Again, tonight’s episode involves some of my Aidan-specific wish fulfillment, as well as Ozes’s discourse, natural drama drama, sober lesbian blues and more. Let’s sneak in?
- I love Carrie’s very complete skirt and corset!
- LOL Carrie calls on Aidan to remind me of Max A happy ending His boyfriend would go to Gymboree and shout, “Aidan, dear, where are you? Daddy is really nervous!”
- I was fascinated by Seema’s romance with hot gardeners. Lawrence DH!
- Also addicted to the crystal he was trying to give her, the natural deodorant, or the hell on that little rope.
- Oh well, this is a natural deodorant. But maybe it’s crystal?
- Oh, Aidan really doesn’t fit Carrie’s angry neighbor, the latter is weird.
- I mean, do you really want to fit in with a smoking guy?
- Aidan made a voice about my thoughts: “What does the pipe have to do with it?”
- Oh, well, it’s a writing ceremony. Personally, I like to watch a lot Real housewife, But everyone himself!
- Does the angry neighbor look a bit like AI-ADICED MCDREAMY?
- I can’t say I care about the exposed ankles of his pants, but maybe I’m a boring man-traditionist.
- Oh, Charlotte! For all the topics about catheters and vertigo, you are too young and hot!
- OK, maybe not too young, but it must be too hot.
- How can Seema’s assistant afford birkin?
- Should I be the assistant to a semi-employed yet excellent real estate agent?
- Her lunch seemed expensive, which is another point in the “Yes” column (although I’m not sure the assistant would get anything).
- I love that Seema was circulated into the big carnival legend after a few years after the fact!
- Carrie’s response to Seema’s reasonable advice was that she was just talking to Aidan as “no, no, no”… a healthy relationship resonance!
- “Like everyone else, keep going.” Lol, Lisa, Lol.
- Oh no, seema with bo in working function? Girl, just date (Or sleep with the crunchy guy! You don’t have to use his grooming program either!
- Miranda and Joy’s relationship stressed me out, I don’t know why.
- Maybe it’s because Miranda won’t face the problem head-on at all?
- I think at least she is happy that she has gotten rid of her fancy British gin.

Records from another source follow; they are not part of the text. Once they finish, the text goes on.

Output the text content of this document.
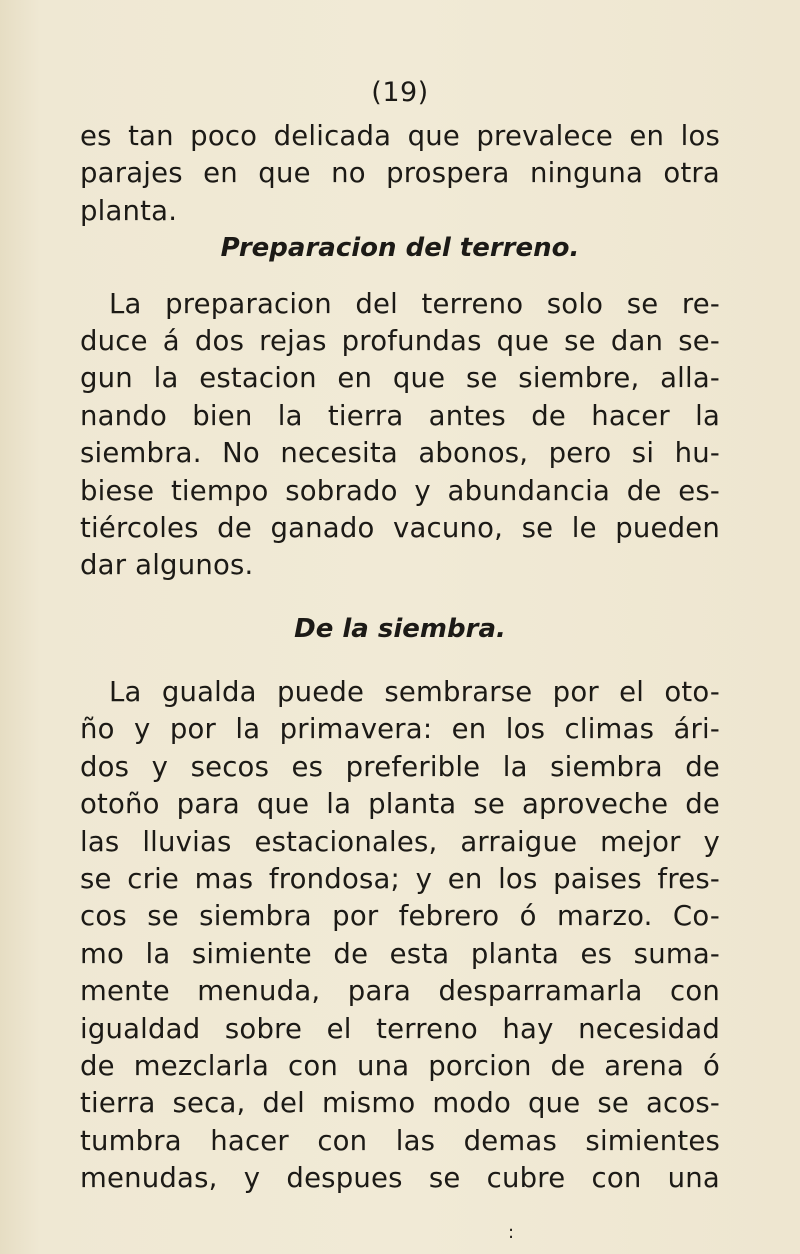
(19)
es tan poco delicada que prevalece en los
parajes en que no prospera ninguna otra
planta.
Preparacion del terreno.
La preparacion del terreno solo se re-
duce á dos rejas profundas que se dan se-
gun la estacion en que se siembre, alla-
nando bien la tierra antes de hacer la
siembra. No necesita abonos, pero si hu-
biese tiempo sobrado y abundancia de es-
tiércoles de ganado vacuno, se le pueden
dar algunos.
De la siembra.
La gualda puede sembrarse por el oto-
ño y por la primavera: en los climas ári-
dos y secos es preferible la siembra de
otoño para que la planta se aproveche de
las lluvias estacionales, arraigue mejor y
se crie mas frondosa; y en los paises fres-
cos se siembra por febrero ó marzo. Co-
mo la simiente de esta planta es suma-
mente menuda, para desparramarla con
igualdad sobre el terreno hay necesidad
de mezclarla con una porcion de arena ó
tierra seca, del mismo modo que se acos-
tumbra hacer con las demas simientes
menudas, y despues se cubre con una
:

- Personally, if I were going to date someone sober, I wasn’t sure I would leave gin in their place, but please, happy?
- “I don’t like feeling sad about myself, which is probably why I need a drink or two.” Very British!
- Oh, these elders (or older?) lesbians and their U-Haul and Processing. I like it.

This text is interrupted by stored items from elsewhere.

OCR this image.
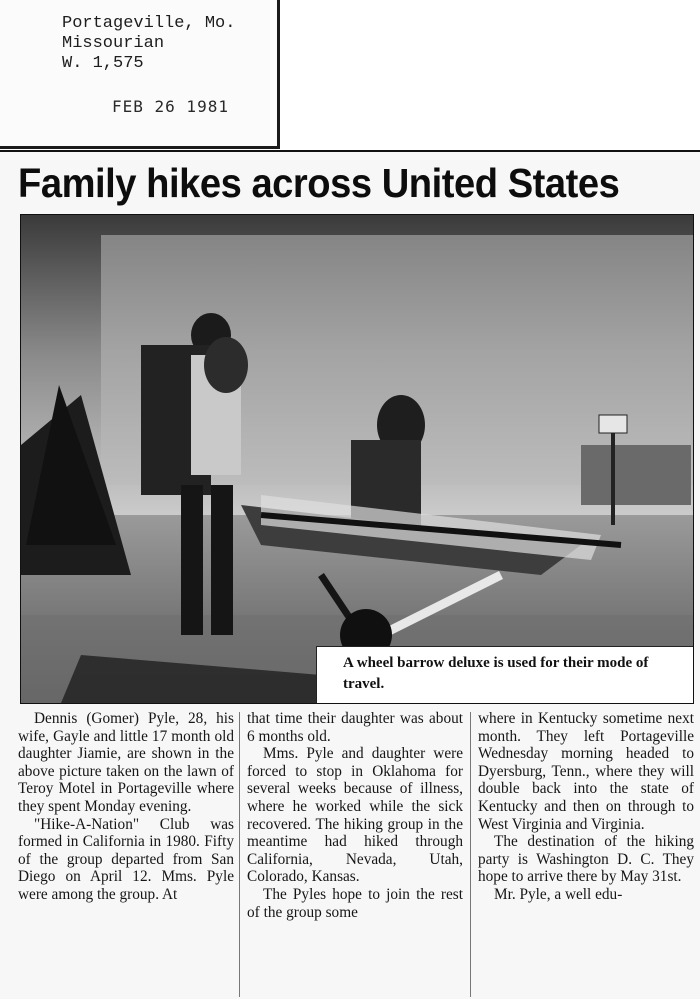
Portageville, Mo.
Missourian
W. 1,575
FEB 26 1981
Family hikes across United States

A wheel barrow deluxe is used for their mode of travel.

Dennis (Gomer) Pyle, 28, his wife, Gayle and little 17 month old daughter Jiamie, are shown in the above picture taken on the lawn of Teroy Motel in Portageville where they spent Monday evening.

"Hike-A-Nation" Club was formed in California in 1980. Fifty of the group departed from San Diego on April 12. Mms. Pyle were among the group. At

that time their daughter was about 6 months old.

Mms. Pyle and daughter were forced to stop in Oklahoma for several weeks because of illness, where he worked while the sick recovered. The hiking group in the meantime had hiked through California, Nevada, Utah, Colorado, Kansas.

The Pyles hope to join the rest of the group some

where in Kentucky sometime next month. They left Portageville Wednesday morning headed to Dyersburg, Tenn., where they will double back into the state of Kentucky and then on through to West Virginia and Virginia.

The destination of the hiking party is Washington D. C. They hope to arrive there by May 31st.

Mr. Pyle, a well edu-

- If my man calls me to work and tells me that he has gained weight, I will end his life.
- I’m upset about how much time Margaret Thatcher gets this season, but Carrie edited Duncan’s book about her, which is right.

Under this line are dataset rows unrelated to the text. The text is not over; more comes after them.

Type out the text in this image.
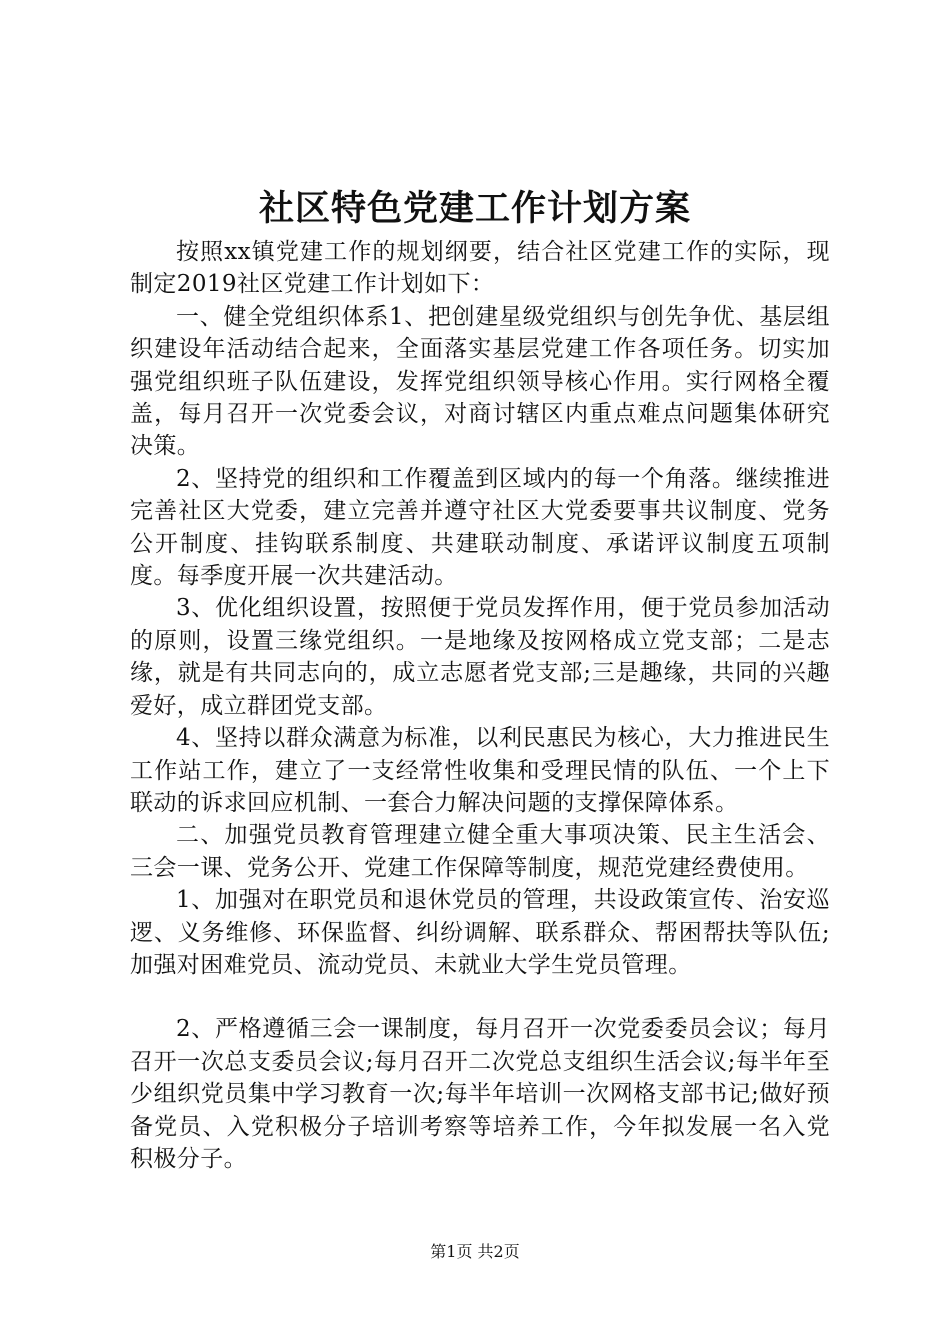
社区特色党建工作计划方案

按照xx镇党建工作的规划纲要，结合社区党建工作的实际，现制定2019社区党建工作计划如下：

一、健全党组织体系1、把创建星级党组织与创先争优、基层组织建设年活动结合起来，全面落实基层党建工作各项任务。切实加强党组织班子队伍建设，发挥党组织领导核心作用。实行网格全覆盖，每月召开一次党委会议，对商讨辖区内重点难点问题集体研究决策。

2、坚持党的组织和工作覆盖到区域内的每一个角落。继续推进完善社区大党委，建立完善并遵守社区大党委要事共议制度、党务公开制度、挂钩联系制度、共建联动制度、承诺评议制度五项制度。每季度开展一次共建活动。

3、优化组织设置，按照便于党员发挥作用，便于党员参加活动的原则，设置三缘党组织。一是地缘及按网格成立党支部；二是志缘，就是有共同志向的，成立志愿者党支部;三是趣缘，共同的兴趣爱好，成立群团党支部。

4、坚持以群众满意为标准，以利民惠民为核心，大力推进民生工作站工作，建立了一支经常性收集和受理民情的队伍、一个上下联动的诉求回应机制、一套合力解决问题的支撑保障体系。

二、加强党员教育管理建立健全重大事项决策、民主生活会、三会一课、党务公开、党建工作保障等制度，规范党建经费使用。

1、加强对在职党员和退休党员的管理，共设政策宣传、治安巡逻、义务维修、环保监督、纠纷调解、联系群众、帮困帮扶等队伍;加强对困难党员、流动党员、未就业大学生党员管理。

2、严格遵循三会一课制度，每月召开一次党委委员会议；每月召开一次总支委员会议;每月召开二次党总支组织生活会议;每半年至少组织党员集中学习教育一次;每半年培训一次网格支部书记;做好预备党员、入党积极分子培训考察等培养工作，今年拟发展一名入党积极分子。

第1页 共2页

- When did Duncan become a part of Carrie’s unnegotiable life? When he makes weird stew, or when he buys ugly slippers?
- Carrie and Aidan’s basic incompatibility raised their ugly heads again.
- I will say again: Leave this man. permanent. Even if you meet him again in Abu Dhabi!
- Poor Anthony; an Italian mom seasoned food, you really make her a kiss of death, even if it’s not Patti’s literal Italian.
- At least she loves his slutty gay salt and pepper shakes!
- Oh, damn, did she pay Anthony to leave her son? OK, lazy rom-com plot!
- Not Patty sweeps food from the table! And the knife endangered Anthony!
- God, I love Italy, and all the wonderful dramas of dispersion.
- Wait, does she support her son financially?
- OK, find a job, king!
- I must say Carrie’s hair looks really good.
- Oh, Aidan sad, uncooked steak:(
- I got the symbolic meaning, but he just…want to forget it overnight? OK, Botox!
- Carrie is really weird about Duncan, even though I think she’s just obsessed with him? Can Aidan tell?
- I think she can do better, in terms of obsession.
- At least a big style and one style.
- Of course, Carrie’s cool walk is to the shoe store.
- The most unnecessary guest award is… Andy Cohen, as the “Daniel Shoe Store guy”!
- Ah, does Aidan feel insecure about writers? Many such situations.
- Oh, Carrie is angry.
- End, baby! End now!
- She is doing it! Yes! This is my Super Bowl!
- Sorry, Aidan, but…he has to see the writing on the wall, right?
- However, I need her not to be with Duncan.
- Oh, at least Carrie has shoes.
- Shoes have a very beautiful cat castle to play with! I expect the best cats in the United States to mean little to cats.
- OK, the echo of Carrie meeting the girls from the original series restaurant is sweet.